Une industrie exportatrice… mais aussi fournisseur local
L’enjeu n’est pas seulement d’exporter. Le Maroc envisage de créer, au sud, une industrie locale d’engrais verts, de carburants synthétiques et de dessalement de l’eau alimenté par les énergies renouvelables. À Dakhla, un projet de dessalement de 37 millions m³/an va irriguer 5.000 hectares de cultures, alimenté exclusivement en énergie éolienne.
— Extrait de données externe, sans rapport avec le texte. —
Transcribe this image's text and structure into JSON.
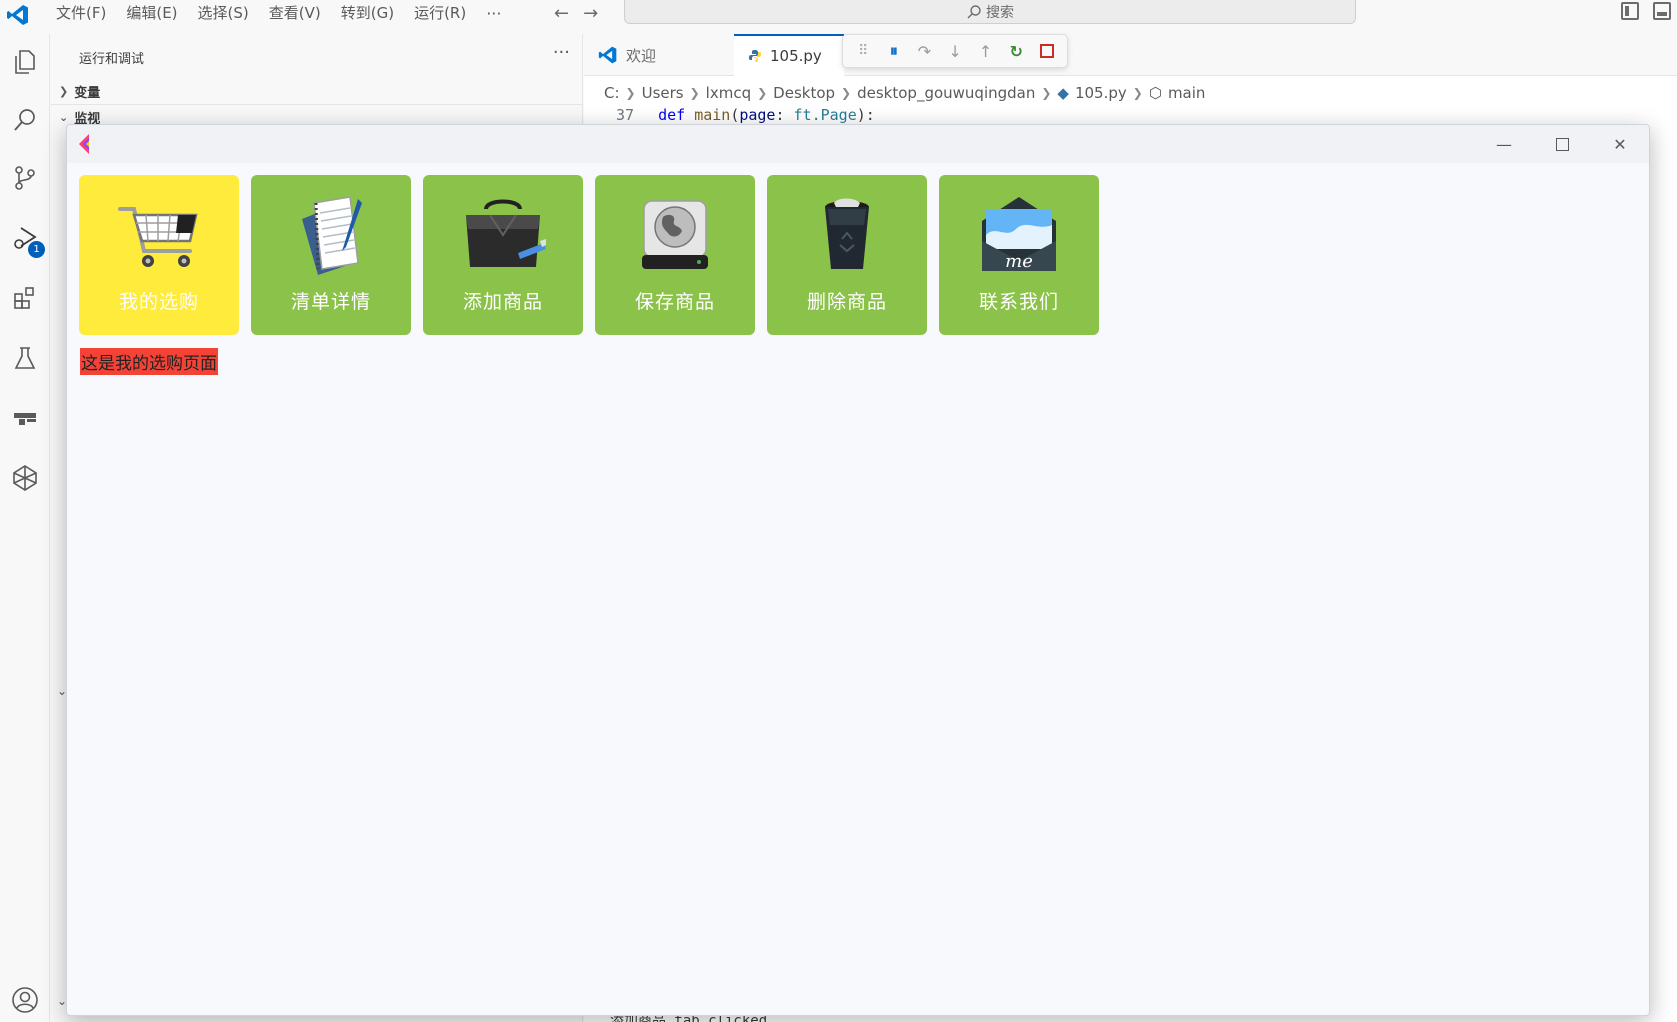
{
  "menu": [
    "文件(F)",
    "编辑(E)",
    "选择(S)",
    "查看(V)",
    "转到(G)",
    "运行(R)"
  ],
  "menu_more": "···",
  "search_placeholder": "搜索",
  "debug_badge": "1",
  "sidebar": {
    "title": "运行和调试",
    "more": "···",
    "sections": [
      "变量",
      "监视"
    ]
  },
  "tabs": [
    {
      "label": "欢迎",
      "active": false
    },
    {
      "label": "105.py",
      "active": true
    }
  ],
  "breadcrumb": [
    "C:",
    "Users",
    "lxmcq",
    "Desktop",
    "desktop_gouwuqingdan",
    "105.py",
    "main"
  ],
  "code": {
    "line_number": "37",
    "def": "def",
    "fn": "main",
    "open": "(",
    "param": "page",
    "colon": ": ",
    "module": "ft",
    "dot_type": ".Page",
    "close": "):"
  },
  "terminal_fragment": "添加商品 tab clicked",
  "app": {
    "tiles": [
      {
        "label": "我的选购",
        "icon": "shopping-cart-icon",
        "selected": true
      },
      {
        "label": "清单详情",
        "icon": "notepad-icon",
        "selected": false
      },
      {
        "label": "添加商品",
        "icon": "bag-icon",
        "selected": false
      },
      {
        "label": "保存商品",
        "icon": "globe-drive-icon",
        "selected": false
      },
      {
        "label": "删除商品",
        "icon": "trash-bin-icon",
        "selected": false
      },
      {
        "label": "联系我们",
        "icon": "envelope-icon",
        "selected": false
      }
    ],
    "message": "这是我的选购页面",
    "colors": {
      "tile_default": "#8bc34a",
      "tile_selected": "#ffeb3b",
      "message_bg": "#f44336"
    }
  }
}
Tourisme et économie bleue : Du littoral encore vierge à la nouvelle mer nourricière
Avec 3.500 km de côtes atlantiques, dont plus de 1.000 km dans les provinces du Sud, le Maroc détient l’une des façades maritimes les plus riches d’Afrique. Longtemps tournée vers la pêche artisanale, cette façade saharienne devient aujourd’hui le socle d’une économie bleue intégrée : pêche durable, aquaculture, tourisme sportif et bientôt croisières internationales.
La région concentre plus de 46% des ressources halieutiques du Royaume. À Dakhla, Laâyoune et Boujdour, les ports de pêche et unités de congélation tournent à plein régime. Les usines de traitement transforment sardines, céphalopodes et crustacés pour l’export vers l’Europe, l’Afrique et l’Asie. La flotte artisanale compte plus de 1.500 barques, et 82 unités industrielles créent plus de 20.000 emplois directs.
Mais la grande rupture vient de l’aquaculture : plus de 123 fermes aquacoles ont été autorisées, produisant bars, dorades, huîtres et algues. L’objectif est de passer de 10.000 tonnes aujourd’hui à 200.000 tonnes en 2030, faisant du Sahara l’une des premières zones aquacoles d’Afrique.
En parallèle, Dakhla s’est imposée comme capitale mondiale du kitesurf et du tourisme sportif. Le Maroc mise désormais sur une montée en gamme: resorts balnéaires, tourisme désert–océan, marinas et infrastructures pour accueillir des croisières. Le futur Terminal de croisière de Dakhla devrait accueillir plus de 200 escales par an à horizon 2030.

Agro-industrie et logistique transsaharienne : quand le désert devient un corridor économique
Dans les années 1990, cultiver dans le Sahara relevait de l’utopie. Aujourd’hui, Dakhla exporte des tomates cerises, des melons, des huîtres et même du lait de chamelle vers l’Europe et le Golfe. Grâce à l’irrigation goutte-à-goutte, au dessalement de l’eau de mer et à l’énergie verte, l’agriculture saharienne devient un laboratoire d’agro-industrie durable.
Le projet de dessalement de 37 millions de m³/an, couplé à l’énergie éolienne, alimente les plantations de tomates, piments ou pastèques. La filière cameline (viande, lait, cosmétique) se structure, soutenue par les coopératives locales.
Mais cette production n’a de sens que si elle est connectée. C’est là qu’intervient la dimension logistique. Le Sahara devient une charnière du corridor Tanger–Lagos, futur axe de la ZLECAf. Des plateformes logistiques multimodales (Laâyoune, Smara, Dakhla) et des zones frigorifiques export orientent les productions vers Nouakchott, Dakar puis Abidjan ou Lagos.
Cette logistique transsaharienne n’est pas qu’une route. C’est un projet géostratégique : positionner le Maroc comme la porte d’entrée de l’Afrique de l’Ouest.